Modelleren van genetische driftEdit
Genetische drift wordt meestal gemodelleerd in laboratoriumomgevingen met behulp van bacteriële populaties of digitale simulatie. In digitale organismen ondergaat een gegenereerde populatie evolutie op basis van variërende parameters, waaronder differentiële fitness, variatie en erfelijkheid ingesteld voor individuele organismen.
Rozen et al. gebruiken afzonderlijke bacteriestammen op twee verschillende mediums, een met eenvoudige voedingscomponenten en een met genoteerde voedingsstoffen om populaties van bacteriën meer heterogeniteit te laten evolueren. Er werd ook gebruik gemaakt van een digitale simulatie gebaseerd op de bacteriële experimentopzet, met assortimenten van toewijzingen van fitness en effectieve populatiegroottes vergelijkbaar met die van de gebruikte bacteriën gebaseerd op zowel kleine als grote populatie-aanduidingen Binnen zowel eenvoudige als complexe omgevingen vertoonden kleinere populaties een grotere populatievariatie dan grotere populaties, die geen significante fitness-diversiteit vertoonden. Kleinere populaties hadden een verhoogde fitness en pasten zich sneller aan in de complexe omgeving, terwijl grote populaties zich sneller aanpasten dan kleine populaties in de eenvoudige omgeving. Deze gegevens tonen aan dat de gevolgen van toegenomen variatie binnen kleine populaties afhankelijk is van de omgeving: meer uitdagende of complexe omgevingen maken het mogelijk dat variantie aanwezig binnen kleine populaties een groter voordeel oplevert. Analyse toont aan dat kleinere populaties meer significante niveaus van fitness hebben door heterogeniteit binnen de groep, ongeacht de complexiteit van de omgeving; adaptieve reacties zijn groter in meer complexe omgevingen. Aanpassingen in aseksuele populaties worden ook niet beperkt door mutaties, aangezien genetische variatie binnen deze populaties aanpassing kan stimuleren. Hoewel kleine populaties meer uitdagingen ondervinden vanwege de beperkte toegang tot wijdverspreide gunstige mutaties, is aanpassing binnen deze populaties minder voorspelbaar en kunnen populaties plastischer zijn in hun omgevingsreacties.
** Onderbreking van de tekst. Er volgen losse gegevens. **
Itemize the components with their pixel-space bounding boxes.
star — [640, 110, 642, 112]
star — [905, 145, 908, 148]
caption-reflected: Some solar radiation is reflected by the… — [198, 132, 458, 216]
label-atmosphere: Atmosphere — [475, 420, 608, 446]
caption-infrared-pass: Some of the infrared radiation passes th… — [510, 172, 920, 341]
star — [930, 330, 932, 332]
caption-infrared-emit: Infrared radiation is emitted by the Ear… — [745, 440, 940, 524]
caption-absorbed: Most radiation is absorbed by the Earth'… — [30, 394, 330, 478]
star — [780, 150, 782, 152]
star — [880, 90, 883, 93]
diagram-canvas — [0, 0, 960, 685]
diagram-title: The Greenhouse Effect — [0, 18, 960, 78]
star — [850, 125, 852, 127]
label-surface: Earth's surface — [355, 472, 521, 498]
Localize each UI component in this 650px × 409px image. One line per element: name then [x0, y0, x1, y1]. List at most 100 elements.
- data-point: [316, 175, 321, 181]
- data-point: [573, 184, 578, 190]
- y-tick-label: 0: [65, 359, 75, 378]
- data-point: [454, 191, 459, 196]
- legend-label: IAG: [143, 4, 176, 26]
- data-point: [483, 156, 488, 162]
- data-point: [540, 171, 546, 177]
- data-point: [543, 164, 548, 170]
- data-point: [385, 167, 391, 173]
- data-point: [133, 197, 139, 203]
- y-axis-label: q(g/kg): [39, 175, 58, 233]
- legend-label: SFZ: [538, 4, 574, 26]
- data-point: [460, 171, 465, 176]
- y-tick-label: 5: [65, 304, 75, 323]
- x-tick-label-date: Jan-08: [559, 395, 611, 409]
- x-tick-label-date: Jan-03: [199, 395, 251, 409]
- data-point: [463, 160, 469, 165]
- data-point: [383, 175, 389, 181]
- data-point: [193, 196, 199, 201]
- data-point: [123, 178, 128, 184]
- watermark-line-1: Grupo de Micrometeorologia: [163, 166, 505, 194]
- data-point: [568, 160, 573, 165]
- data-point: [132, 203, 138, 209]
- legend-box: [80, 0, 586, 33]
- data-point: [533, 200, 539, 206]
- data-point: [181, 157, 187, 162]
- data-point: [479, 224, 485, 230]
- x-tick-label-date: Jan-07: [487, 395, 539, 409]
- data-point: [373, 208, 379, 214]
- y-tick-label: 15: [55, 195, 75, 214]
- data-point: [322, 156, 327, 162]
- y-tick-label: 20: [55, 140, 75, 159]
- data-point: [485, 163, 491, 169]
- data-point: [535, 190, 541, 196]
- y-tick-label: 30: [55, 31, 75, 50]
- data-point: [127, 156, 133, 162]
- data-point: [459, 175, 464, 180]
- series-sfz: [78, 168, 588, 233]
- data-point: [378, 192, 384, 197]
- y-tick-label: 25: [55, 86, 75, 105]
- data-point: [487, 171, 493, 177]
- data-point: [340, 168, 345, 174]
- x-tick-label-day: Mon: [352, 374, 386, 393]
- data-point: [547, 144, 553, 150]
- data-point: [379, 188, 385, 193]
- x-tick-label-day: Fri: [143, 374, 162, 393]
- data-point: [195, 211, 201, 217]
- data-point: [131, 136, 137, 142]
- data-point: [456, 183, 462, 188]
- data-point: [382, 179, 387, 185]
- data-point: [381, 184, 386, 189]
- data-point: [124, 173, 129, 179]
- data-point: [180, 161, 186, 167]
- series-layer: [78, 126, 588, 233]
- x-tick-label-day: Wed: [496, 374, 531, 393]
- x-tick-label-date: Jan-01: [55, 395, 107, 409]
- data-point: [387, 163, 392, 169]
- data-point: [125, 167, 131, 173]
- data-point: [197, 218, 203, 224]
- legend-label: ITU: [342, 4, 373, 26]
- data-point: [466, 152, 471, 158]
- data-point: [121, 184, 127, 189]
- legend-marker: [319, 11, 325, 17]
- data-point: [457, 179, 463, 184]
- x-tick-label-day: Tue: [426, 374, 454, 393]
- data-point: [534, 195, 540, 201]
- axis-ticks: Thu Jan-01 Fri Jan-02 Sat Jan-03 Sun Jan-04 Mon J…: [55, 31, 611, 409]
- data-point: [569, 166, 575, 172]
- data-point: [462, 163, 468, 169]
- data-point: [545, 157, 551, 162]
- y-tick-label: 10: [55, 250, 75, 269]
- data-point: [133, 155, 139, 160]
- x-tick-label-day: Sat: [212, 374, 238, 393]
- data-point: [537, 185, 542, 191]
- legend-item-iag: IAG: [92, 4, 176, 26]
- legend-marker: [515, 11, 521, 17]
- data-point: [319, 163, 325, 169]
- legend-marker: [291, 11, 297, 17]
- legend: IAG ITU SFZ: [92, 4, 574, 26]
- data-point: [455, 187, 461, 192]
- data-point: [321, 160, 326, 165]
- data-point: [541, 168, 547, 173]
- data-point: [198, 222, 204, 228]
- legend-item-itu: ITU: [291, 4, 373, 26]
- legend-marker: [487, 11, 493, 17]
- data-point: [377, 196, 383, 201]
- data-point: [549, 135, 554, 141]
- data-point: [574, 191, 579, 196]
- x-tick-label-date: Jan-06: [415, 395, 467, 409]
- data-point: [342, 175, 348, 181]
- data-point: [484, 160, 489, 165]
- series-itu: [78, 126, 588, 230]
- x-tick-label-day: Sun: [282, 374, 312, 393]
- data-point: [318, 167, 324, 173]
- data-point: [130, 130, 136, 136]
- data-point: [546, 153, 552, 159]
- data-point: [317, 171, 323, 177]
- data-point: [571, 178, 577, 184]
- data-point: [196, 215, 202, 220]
Het is bekend dat de toename in fitness in kleine aseksuele populaties sterk positief gecorreleerd is met de populatiegrootte en de mutatiesnelheid, en dat de fixatiekans van een gunstige mutatie omgekeerd evenredig is met de populatiegrootte en de mutatiesnelheid.
LaBar en Adami gebruiken digitale haploïde organismen om verschillende strategieën voor de accumulatie van genomische complexiteit te beoordelen. Deze studie toonde aan dat zowel drift als selectie effectief zijn in respectievelijk kleine en grote populaties, maar dat dit succes afhangt van verschillende factoren. Gegevens van de observatie van insertiemutaties in dit digitale systeem tonen aan dat kleine populaties een grotere genoomomomvang ontwikkelen door fixatie van schadelijke mutaties en dat grote populaties een grotere genoomomomvang ontwikkelen door fixatie van gunstige mutaties. Kleine populaties bleken een voordeel te hebben bij het bereiken van volledige genomische complexiteit ten gevolge van door drift veroorzaakte fenotypische complexiteit. Wanneer verwijderingsmutaties werden gesimuleerd, hadden alleen de grootste populaties een significant fitnessvoordeel. Deze simulaties tonen aan dat kleinere populaties deletie-mutaties fixeren door verhoogde genetische drift. Dit voordeel wordt waarschijnlijk beperkt door hoge extinctiesnelheden. Grotere populaties evolueren complexiteit door mutaties die de expressie van bepaalde genen verhogen; verwijdering van deletieve allelen beperkt de ontwikkeling van complexere genomen in de grotere groepen niet en een groot aantal insertiemutaties die resulteerden in gunstige of niet-functionele elementen binnen het genoom waren niet nodig. Wanneer deletiemutaties vaker voorkomen, hebben de grootste populaties een voordeel dat suggereert dat grotere populaties over het algemeen een evolutionair voordeel hebben voor de ontwikkeling van nieuwe eigenschappen.